On 2/27/2011 3:01 AM, Rupert wrote:
> On Feb 24, 11:25 am, dh@. wrote:
>> On Tue, 22 Feb 2011 22:20:28 GMT, and/orwww.mantra.com/jai
>>
>> (Dr. Jai Maharaj) wrote:
>>> Chapter 43: T he Meat-Free Life

>>
>> Vegans contribute to the deaths of animals by their use of
>> wood and paper products, electricity, roads and all types of
>> buildings, their own diet, etc... just as everyone else does.
>> What they try to avoid are products which provide life
>> (and death) for farm animals, but even then they would have
>> to avoid the following items containing animal by-products
>> in order to be successful:
>>
>> tires, paper, upholstery, floor waxes, glass, water
>> filters, rubber, fertilizer, antifreeze, ceramics, insecticides,
>> insulation, linoleum, plastic, textiles, blood factors, collagen,
>> heparin, insulin, solvents, biodegradable detergents, herbicides,
>> gelatin capsules, adhesive tape, laminated wood products,
>> plywood, paneling, wallpaper and wallpaper paste, cellophane
>> wrap and tape, abrasives, steel ball bearings
>>
>> The meat industry provides life for the animals that it
>> slaughters, and the animals live and die as a result of it
>> as animals do in other habitats.

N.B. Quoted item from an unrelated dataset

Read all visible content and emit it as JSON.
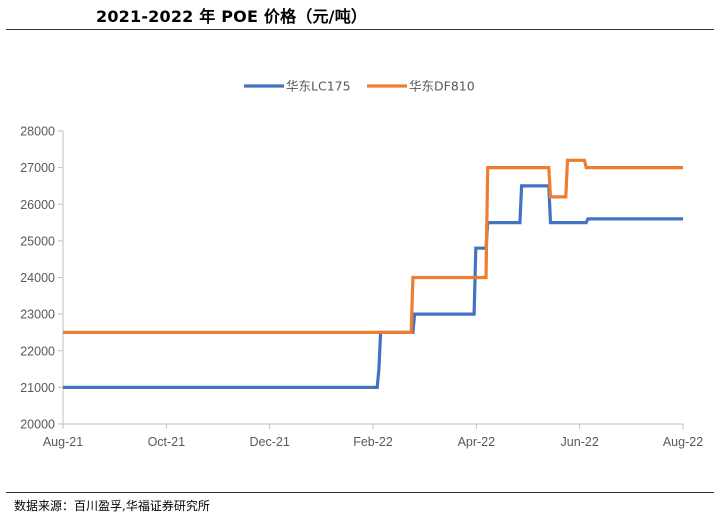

They also depend on it for
>> their lives as animals do in other habitats. If people consume
>> animal products from animals they think are raised in decent
>> ways, they will be promoting life for more such animals in the
>> future. People who want to contribute to decent lives for
>> livestock with their lifestyle must do it by being conscientious
>> consumers of animal products, because they can not do it by
>> being vegan.
>> From the life and death of a thousand pound grass raised
>> steer and whatever he happens to kill during his life, people
>> get over 500 pounds of human consumable meat...that's well
>> over 500 servings of meat. From a grass raised dairy cow people
>> get thousands of dairy servings. Due to the influence of farm
>> machinery, and *icides, and in the case of rice the flooding and
>> draining of fields, one serving of soy or rice based product is
>> likely to involve more animal deaths than hundreds of servings
>> derived from grass raised animals. Grass raised animal products
>> contribute to fewer wildlife deaths, better wildlife habitat, and
>> better lives for livestock than soy or rice products.

>
> It seems to me that what you want to say is that if I am interested in
> minimising the amount of suffering and premature death for nonhuman
> animals caused per serving of the food I buy, I would be better off
> going with grass-raised beef than soy or rice products. Can you
> substantiate this? Where exactly can I buy beef that really is
> completely "grass-raised"? How many collateral deaths do you think it
> takes to make a pound of tofu?


Do *you* have any idea how many collateral deaths are involved? No, you
don't. That is perfectly clear, and beyond all dispute - *you* have no
idea.

The point is, the death-and-cruelty minimizing diet *could* be one that
includes carefully selected animal parts, but because you follow a
brainless rule that says "exclude animal parts", you don't adhere to
that diet. There is no valid ethical principle behind your dietary dogma.